To make matters worse, there’s not a lot of incentive for hunters to shoot CWD-infected deer. After all, you still have to tag it which uses up a tag you could use on a trophy or something fit for the freezer. The only reason to do so would be to manage the herd on your personal land, but that only goes so far.
In Wisconsin, though, they’re kicking around an interesting idea.
A grassroots effort to combat chronic wasting disease by paying hunters to shoot infected deer is getting support from retired Department of Natural Resources employees.
Mike Foy was a DNR biologist in Wisconsin for more than 30 years. He was on the front lines of the agency’s response to the first positive cases of chronic wasting disease in 2002. Over the last year he and retired DNR Wildlife Bureau Director Tom Hauge have been trying to raise awareness of the effort called CWD Payment4Positves.
Foy told WPR the state has largely abandoned efforts to control the disease, choosing instead to monitor it’s spread through voluntary testing. Foy said the plan he and Hauge are advocating for would offer hunters in counties with high prevalence of CWD $1,000 for each positive deer they kill. Landowners would get $1,000 for each positive killed on their property and businesses sampling deer would get $300 for each positive.
“We take the people that they already have hunting there, we incentivize them to hunt harder with a reward to the hunter,” said Foy. “We incentivize the landowner to allow that to continue and we incentivize all the small businesses that would be necessary to take enough samples.”
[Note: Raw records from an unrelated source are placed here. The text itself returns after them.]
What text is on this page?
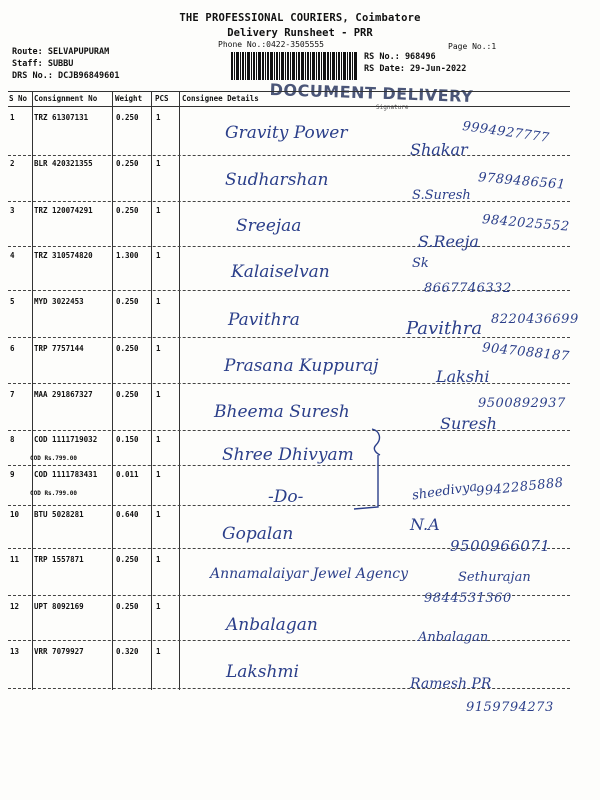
THE PROFESSIONAL COURIERS, Coimbatore
Delivery Runsheet - PRR
Phone No.:0422-3505555	Page No.:1
Route: SELVAPUPURAM
Staff: SUBBU
DRS No.: DCJB96849601
RS No.: 968496
RS Date: 29-Jun-2022
DOCUMENT DELIVERY
S No Consignment No Weight PCS Consignee Details
Signature
1	TRZ 61307131	0.250 1
Gravity Power
Shakar
9994927777
2	BLR 420321355	0.250 1
Sudharshan
S.Suresh
9789486561
3	TRZ 120074291	0.250 1
Sreejaa
S.Reeja
9842025552
4	TRZ 310574820	1.300 1
Kalaiselvan	Sk
8667746332
5	MYD 3022453	0.250 1
Pavithra	Pavithra 8220436699
6	TRP 7757144	0.250 1
Prasana Kuppuraj
Lakshi
9047088187
7	MAA 291867327	0.250 1
Bheema Suresh
Suresh
9500892937
8	COD 1111719032	0.150 1
COD Rs.799.00	Shree Dhivyam
9	COD 1111783431	0.011 1
COD Rs.799.00	-Do-	sheedivya
9942285888
10 BTU 5028281	0.640 1
Gopalan	N.A
9500966071
11 TRP 1557871	0.250 1
Annamalaiyar Jewel Agency	Sethurajan
9844531360
12 UPT 8092169	0.250 1
Anbalagan
Anbalagan
13 VRR 7079927	0.320 1
Lakshmi
Ramesh PR
9159794273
The move isn’t without some pitfalls, though.
It seems that for this plan to work, a lot of deer need to be harvested. Even deer that show no signs of the disease. Couple that with what some say is incomplete data to start with, and it could lead to problems.
But some are skeptical of the idea of trying to pay hunters to reduce the prevalence of CWD would work. Mike Samuel is an emeritus professor at the University of Wisconsin-Madison. He said the first problem with Foy’s plan is a lack of data. Since mandatory CWD testing was abandoned in Wisconsin, Samuel said the number of voluntary samples has been too low to accurately target areas for increased hunting. Also, he said to reduce prevalence rates in counties that are known to have high infection rates of CWD, a lot of deer would have to be killed.
“To just randomly shoot animals and hope to reduce prevalence, you have to shoot more than half the deer every year,” said Samuel. “The deer population can’t sustain that. They can sustain about a third of it, is our potential.”
It’s a legitimate problem, but I can’t help but wonder if there’s a workable solution somewhere in the middle.